Лена с Таней принялись гадать, что же все-таки Клим мог привезти в бокс накануне своей гибели. Для них самая интересная часть записи осталась уже позади. Но не для Вики. Прислушиваясь к разговору лишь краем уха, Вика продолжала смотреть запись, стараясь не упустить ни секунды. Вот Клим вышел из бокса, закрыл багажник. Вот отогнал машину от ворот, чтобы закрыть их тоже, и снова вышел. И пусть на записи почти не видно лица, фигура, походка, макушка в шапке густых и темных волос – все было Вике до боли знакомо и безумно дорого. Каждое движение. Последняя запись в его жизни. Вика даже не заметила, как стихли Лена с Таней и как слезы катятся у нее по щекам. Опомнилась, лишь когда зашмыгала носом, но тут и запись подошла к концу: Клим закрыл ворота, сел в машину и уехал.
– Держи, Викуль. – Лена без лишних вопросов протянула ей салфетку. Вика с благодарностью кивнула, спрятав в салфетке нос. Как только смогла говорить, попросила:
– Матвей, ты не мог бы сделать копию этой записи? Для меня?
– Возьмешь эту, Викуль. – Он вытащил диск. – Все равно нам на ней разглядеть больше ничего не удастся, уже вытянули из нее все, что смогли.
– Спасибо. – Вика стиснула футляр с диском. Очень хотелось посмотреть на Клима еще раз, прямо сейчас, но неудобно было об этом просить.
– А пойдемте-ка чайку треснем! – Иваныч первым нашел, чем разогнать повисшую в гостиной гнетущую тишину. – Не успели ведь после ужина. Я сейчас заварю с травками.

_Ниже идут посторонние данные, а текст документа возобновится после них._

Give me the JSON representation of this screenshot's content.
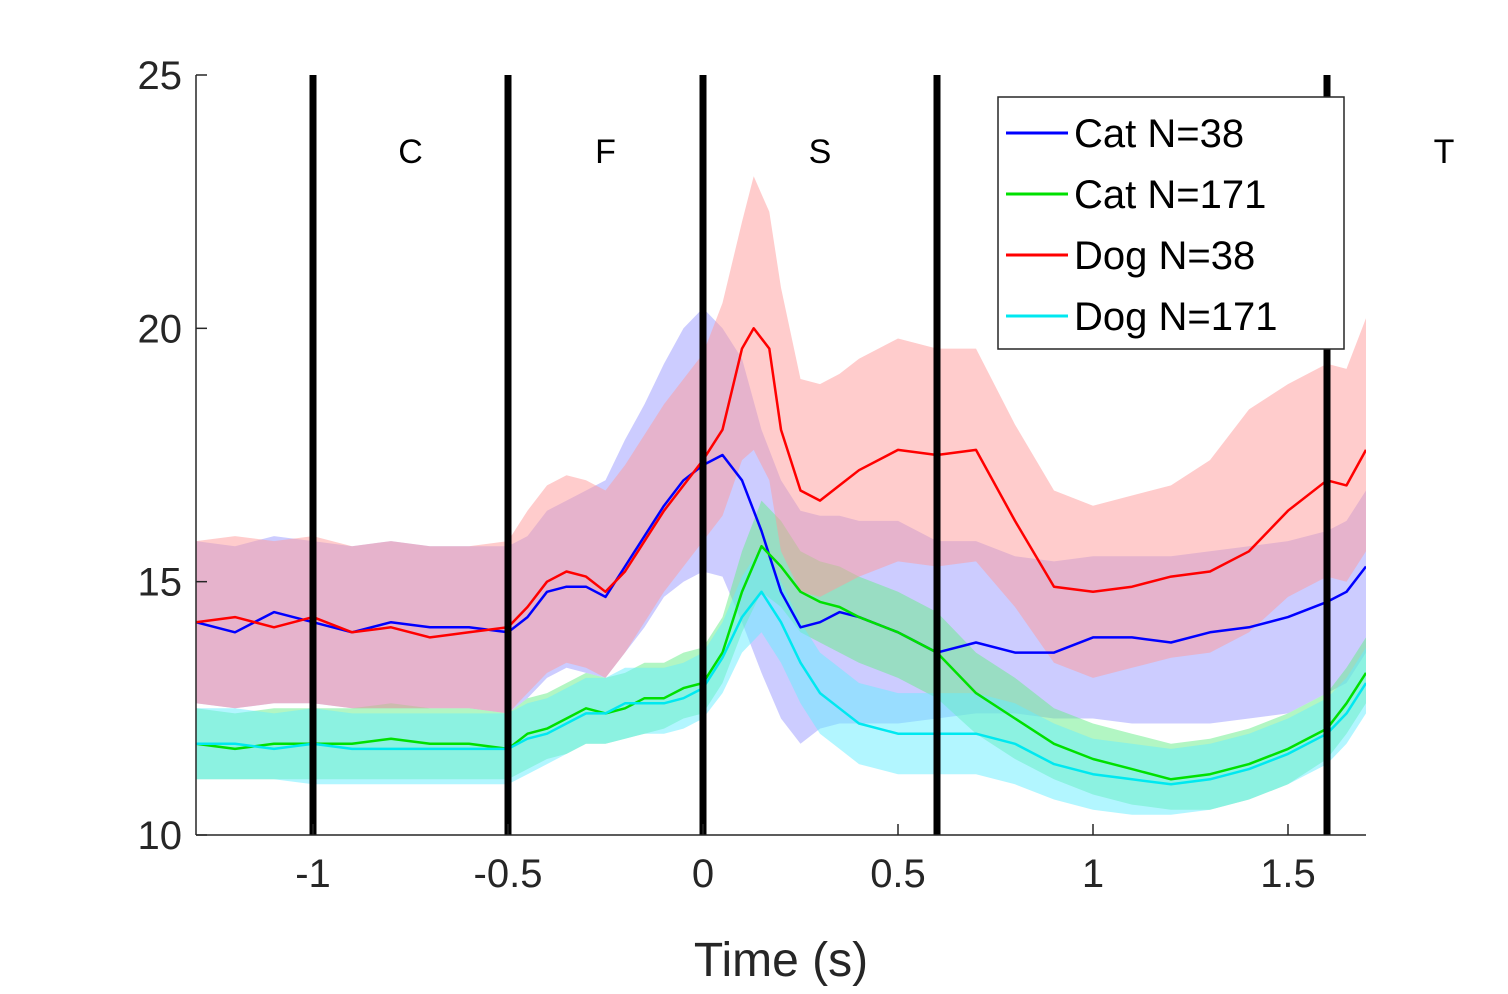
{
  "chart_data": {
    "type": "line",
    "title": "",
    "xlabel": "Time (s)",
    "ylabel": "",
    "xlim": [
      -1.3,
      1.7
    ],
    "ylim": [
      10,
      25
    ],
    "x_ticks": [
      -1,
      -0.5,
      0,
      0.5,
      1,
      1.5
    ],
    "x_tick_labels": [
      "-1",
      "-0.5",
      "0",
      "0.5",
      "1",
      "1.5"
    ],
    "y_ticks": [
      10,
      15,
      20,
      25
    ],
    "y_tick_labels": [
      "10",
      "15",
      "20",
      "25"
    ],
    "grid": false,
    "legend_position": "top-right",
    "event_lines": [
      -1,
      -0.5,
      0,
      0.6,
      1.6
    ],
    "phase_labels": [
      {
        "text": "C",
        "x": -0.75,
        "y": 23.5
      },
      {
        "text": "F",
        "x": -0.25,
        "y": 23.5
      },
      {
        "text": "S",
        "x": 0.3,
        "y": 23.5
      },
      {
        "text": "T",
        "x": 1.9,
        "y": 23.5
      }
    ],
    "series": [
      {
        "name": "Cat N=38",
        "color": "#0000ff",
        "band_color": "#9999ff",
        "x": [
          -1.3,
          -1.2,
          -1.1,
          -1.0,
          -0.9,
          -0.8,
          -0.7,
          -0.6,
          -0.5,
          -0.45,
          -0.4,
          -0.35,
          -0.3,
          -0.25,
          -0.2,
          -0.15,
          -0.1,
          -0.05,
          0.0,
          0.05,
          0.1,
          0.15,
          0.2,
          0.25,
          0.3,
          0.35,
          0.4,
          0.5,
          0.6,
          0.7,
          0.8,
          0.9,
          1.0,
          1.1,
          1.2,
          1.3,
          1.4,
          1.5,
          1.6,
          1.65,
          1.7
        ],
        "values": [
          14.2,
          14.0,
          14.4,
          14.2,
          14.0,
          14.2,
          14.1,
          14.1,
          14.0,
          14.3,
          14.8,
          14.9,
          14.9,
          14.7,
          15.3,
          15.9,
          16.5,
          17.0,
          17.3,
          17.5,
          17.0,
          16.0,
          14.8,
          14.1,
          14.2,
          14.4,
          14.3,
          14.0,
          13.6,
          13.8,
          13.6,
          13.6,
          13.9,
          13.9,
          13.8,
          14.0,
          14.1,
          14.3,
          14.6,
          14.8,
          15.3
        ],
        "lower": [
          12.6,
          12.5,
          12.6,
          12.6,
          12.5,
          12.5,
          12.5,
          12.5,
          12.4,
          12.7,
          13.1,
          13.3,
          13.2,
          13.1,
          13.6,
          14.1,
          14.7,
          15.0,
          15.2,
          15.1,
          14.2,
          13.2,
          12.3,
          11.8,
          12.1,
          12.2,
          12.2,
          12.2,
          12.3,
          12.4,
          12.4,
          12.3,
          12.3,
          12.2,
          12.2,
          12.2,
          12.3,
          12.4,
          12.8,
          13.0,
          13.6
        ],
        "upper": [
          15.8,
          15.7,
          15.9,
          15.8,
          15.7,
          15.8,
          15.7,
          15.7,
          15.7,
          15.9,
          16.4,
          16.6,
          16.8,
          17.0,
          17.8,
          18.5,
          19.3,
          20.0,
          20.4,
          20.0,
          19.4,
          18.0,
          17.0,
          16.4,
          16.3,
          16.3,
          16.2,
          16.2,
          15.8,
          15.8,
          15.5,
          15.4,
          15.5,
          15.5,
          15.5,
          15.6,
          15.7,
          15.8,
          16.0,
          16.2,
          16.8
        ]
      },
      {
        "name": "Cat N=171",
        "color": "#00e000",
        "band_color": "#66ee88",
        "x": [
          -1.3,
          -1.2,
          -1.1,
          -1.0,
          -0.9,
          -0.8,
          -0.7,
          -0.6,
          -0.5,
          -0.45,
          -0.4,
          -0.35,
          -0.3,
          -0.25,
          -0.2,
          -0.15,
          -0.1,
          -0.05,
          0.0,
          0.05,
          0.1,
          0.15,
          0.2,
          0.25,
          0.3,
          0.35,
          0.4,
          0.5,
          0.6,
          0.7,
          0.8,
          0.9,
          1.0,
          1.1,
          1.2,
          1.3,
          1.4,
          1.5,
          1.6,
          1.65,
          1.7
        ],
        "values": [
          11.8,
          11.7,
          11.8,
          11.8,
          11.8,
          11.9,
          11.8,
          11.8,
          11.7,
          12.0,
          12.1,
          12.3,
          12.5,
          12.4,
          12.5,
          12.7,
          12.7,
          12.9,
          13.0,
          13.6,
          14.8,
          15.7,
          15.3,
          14.8,
          14.6,
          14.5,
          14.3,
          14.0,
          13.6,
          12.8,
          12.3,
          11.8,
          11.5,
          11.3,
          11.1,
          11.2,
          11.4,
          11.7,
          12.1,
          12.6,
          13.2
        ],
        "lower": [
          11.1,
          11.1,
          11.1,
          11.1,
          11.1,
          11.1,
          11.1,
          11.1,
          11.1,
          11.3,
          11.5,
          11.6,
          11.8,
          11.8,
          11.9,
          12.0,
          12.1,
          12.3,
          12.4,
          13.0,
          14.0,
          14.8,
          14.5,
          14.0,
          13.8,
          13.6,
          13.4,
          13.1,
          12.7,
          12.0,
          11.5,
          11.1,
          10.8,
          10.6,
          10.5,
          10.5,
          10.7,
          11.0,
          11.5,
          12.0,
          12.6
        ],
        "upper": [
          12.5,
          12.4,
          12.5,
          12.5,
          12.5,
          12.6,
          12.5,
          12.5,
          12.4,
          12.7,
          12.8,
          13.0,
          13.2,
          13.1,
          13.2,
          13.4,
          13.4,
          13.6,
          13.7,
          14.3,
          15.6,
          16.6,
          16.2,
          15.6,
          15.4,
          15.3,
          15.1,
          14.8,
          14.4,
          13.6,
          13.1,
          12.5,
          12.2,
          12.0,
          11.8,
          11.9,
          12.1,
          12.4,
          12.8,
          13.3,
          13.9
        ]
      },
      {
        "name": "Dog N=38",
        "color": "#ff0000",
        "band_color": "#ff9999",
        "x": [
          -1.3,
          -1.2,
          -1.1,
          -1.0,
          -0.9,
          -0.8,
          -0.7,
          -0.6,
          -0.5,
          -0.45,
          -0.4,
          -0.35,
          -0.3,
          -0.25,
          -0.2,
          -0.15,
          -0.1,
          -0.05,
          0.0,
          0.05,
          0.1,
          0.13,
          0.17,
          0.2,
          0.25,
          0.3,
          0.35,
          0.4,
          0.5,
          0.6,
          0.7,
          0.8,
          0.9,
          1.0,
          1.1,
          1.2,
          1.3,
          1.4,
          1.5,
          1.6,
          1.65,
          1.7
        ],
        "values": [
          14.2,
          14.3,
          14.1,
          14.3,
          14.0,
          14.1,
          13.9,
          14.0,
          14.1,
          14.5,
          15.0,
          15.2,
          15.1,
          14.8,
          15.2,
          15.8,
          16.4,
          16.9,
          17.4,
          18.0,
          19.6,
          20.0,
          19.6,
          18.0,
          16.8,
          16.6,
          16.9,
          17.2,
          17.6,
          17.5,
          17.6,
          16.2,
          14.9,
          14.8,
          14.9,
          15.1,
          15.2,
          15.6,
          16.4,
          17.0,
          16.9,
          17.6
        ],
        "lower": [
          12.6,
          12.5,
          12.6,
          12.6,
          12.5,
          12.5,
          12.5,
          12.5,
          12.4,
          12.8,
          13.2,
          13.4,
          13.3,
          13.1,
          13.6,
          14.2,
          14.8,
          15.3,
          15.8,
          16.3,
          17.4,
          17.6,
          17.0,
          15.6,
          14.8,
          14.7,
          14.9,
          15.1,
          15.4,
          15.3,
          15.4,
          14.5,
          13.4,
          13.1,
          13.3,
          13.5,
          13.6,
          14.0,
          14.7,
          15.1,
          15.0,
          15.6
        ],
        "upper": [
          15.8,
          15.9,
          15.8,
          15.9,
          15.7,
          15.8,
          15.7,
          15.7,
          15.8,
          16.4,
          16.9,
          17.1,
          17.0,
          16.8,
          17.3,
          17.9,
          18.5,
          19.0,
          19.5,
          20.5,
          22.1,
          23.0,
          22.3,
          20.8,
          19.0,
          18.9,
          19.1,
          19.4,
          19.8,
          19.6,
          19.6,
          18.1,
          16.8,
          16.5,
          16.7,
          16.9,
          17.4,
          18.4,
          18.9,
          19.3,
          19.2,
          20.2
        ]
      },
      {
        "name": "Dog N=171",
        "color": "#00e8f0",
        "band_color": "#66eeff",
        "x": [
          -1.3,
          -1.2,
          -1.1,
          -1.0,
          -0.9,
          -0.8,
          -0.7,
          -0.6,
          -0.5,
          -0.45,
          -0.4,
          -0.35,
          -0.3,
          -0.25,
          -0.2,
          -0.15,
          -0.1,
          -0.05,
          0.0,
          0.05,
          0.1,
          0.15,
          0.2,
          0.25,
          0.3,
          0.35,
          0.4,
          0.5,
          0.6,
          0.7,
          0.8,
          0.9,
          1.0,
          1.1,
          1.2,
          1.3,
          1.4,
          1.5,
          1.6,
          1.65,
          1.7
        ],
        "values": [
          11.8,
          11.8,
          11.7,
          11.8,
          11.7,
          11.7,
          11.7,
          11.7,
          11.7,
          11.9,
          12.0,
          12.2,
          12.4,
          12.4,
          12.6,
          12.6,
          12.6,
          12.7,
          12.9,
          13.5,
          14.3,
          14.8,
          14.2,
          13.4,
          12.8,
          12.5,
          12.2,
          12.0,
          12.0,
          12.0,
          11.8,
          11.4,
          11.2,
          11.1,
          11.0,
          11.1,
          11.3,
          11.6,
          12.0,
          12.4,
          13.0
        ],
        "lower": [
          11.1,
          11.1,
          11.1,
          11.0,
          11.0,
          11.0,
          11.0,
          11.0,
          11.0,
          11.2,
          11.4,
          11.6,
          11.8,
          11.8,
          11.9,
          12.0,
          12.0,
          12.1,
          12.3,
          12.8,
          13.6,
          14.0,
          13.4,
          12.6,
          12.0,
          11.7,
          11.4,
          11.2,
          11.2,
          11.2,
          11.0,
          10.7,
          10.5,
          10.4,
          10.4,
          10.5,
          10.7,
          11.0,
          11.4,
          11.8,
          12.4
        ],
        "upper": [
          12.5,
          12.5,
          12.4,
          12.5,
          12.4,
          12.4,
          12.4,
          12.4,
          12.4,
          12.6,
          12.7,
          12.9,
          13.1,
          13.1,
          13.3,
          13.3,
          13.3,
          13.4,
          13.6,
          14.2,
          15.1,
          15.7,
          15.0,
          14.2,
          13.6,
          13.3,
          13.0,
          12.8,
          12.8,
          12.8,
          12.6,
          12.2,
          11.9,
          11.8,
          11.7,
          11.8,
          12.0,
          12.3,
          12.7,
          13.1,
          13.7
        ]
      }
    ]
  }
}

– Ой, а я булочек из города привезла, в машине оставила, – спохватилась Таня. – Матвей, неси их сюда!
Остаток вечера провели очень даже неплохо. За душистым чаем беседа плавно перетекла опять в рассказы о похождениях Матвея со Смирновым. В основном рассказывала Таня. Частью с их слов, частью – то, что видела сама. Например – историю шрама, украшающего Матвеев подбородок:
– А случилось это тихим зимним вечером. Напраздновались друзья, отмечая что-то, да так, что Матвеюшка в тот вечер отключился. То есть вообще. Такое с ним, наверное, раз в жизни всего и было. А Андрюшенька оказался настолько пьян, что ему хватило ума не садиться за руль, но не хватило на то, чтобы вызвать такси. И так как пьянствовали наши герои не дома, а на далекой чужбине…
– На какой чужбине! – возмутился Матвей. – В трех кварталах от дома.
– Вот я и говорю: на очень далекой чужбине, – невозмутимо подтвердила Таня, – то Андрюша не придумал ничего лучшего, как забросить Матвеюшку себе на спину, и, напрягши всю свою молодецкую силушку, тащить павшего в бою с зеленым змием героя домой. Долго ли, коротко ли нес Андрей-царевич богатыря Матвея к дому родимому, а только свалился у того с чела шлем богатырский.
– Шапка меховая у Матвея с головы упала, – уточнил Андрей. – И почти сразу, как только из ресторана вышли.
– Это в первый раз, – кивнула Таня. – Еще больше напряг Андрюшенька свою силушку, нагнулся кое-как, поднял шапочку-то упавшую, водрузил другу обратно на хмельную головушку. Распрямил со стоном свою спинушку, грузом тяжким обремененную, и дальше стал путь свой нелегкий держать. Долго ли, коротко ли…
– Да с десяток шагов, – уточнил Смирнов.
– Во, он еще и считать был способен! – восхитилась Таня. – В общем, через десяток шагов снова свалилась шапочка. Еще больше закручинился добрый молодец Андрей-царевич, но снова поднял шапочку, надел обратно и, собрав все свои силушки, продолжил путь свой нелегкий.
– А Матвей и в самом деле тяжелый, зараза, как медведь, – вставил Смирнов. – Кто не верит, можете сами его потаскать.
– Ну, кто первый? – басовито захихикал из кресла Матвей.
– Верим на слово, – ответила Таня за всех. – Так вот, пронес Андрюшенька богатыря еще немного к дому родимому…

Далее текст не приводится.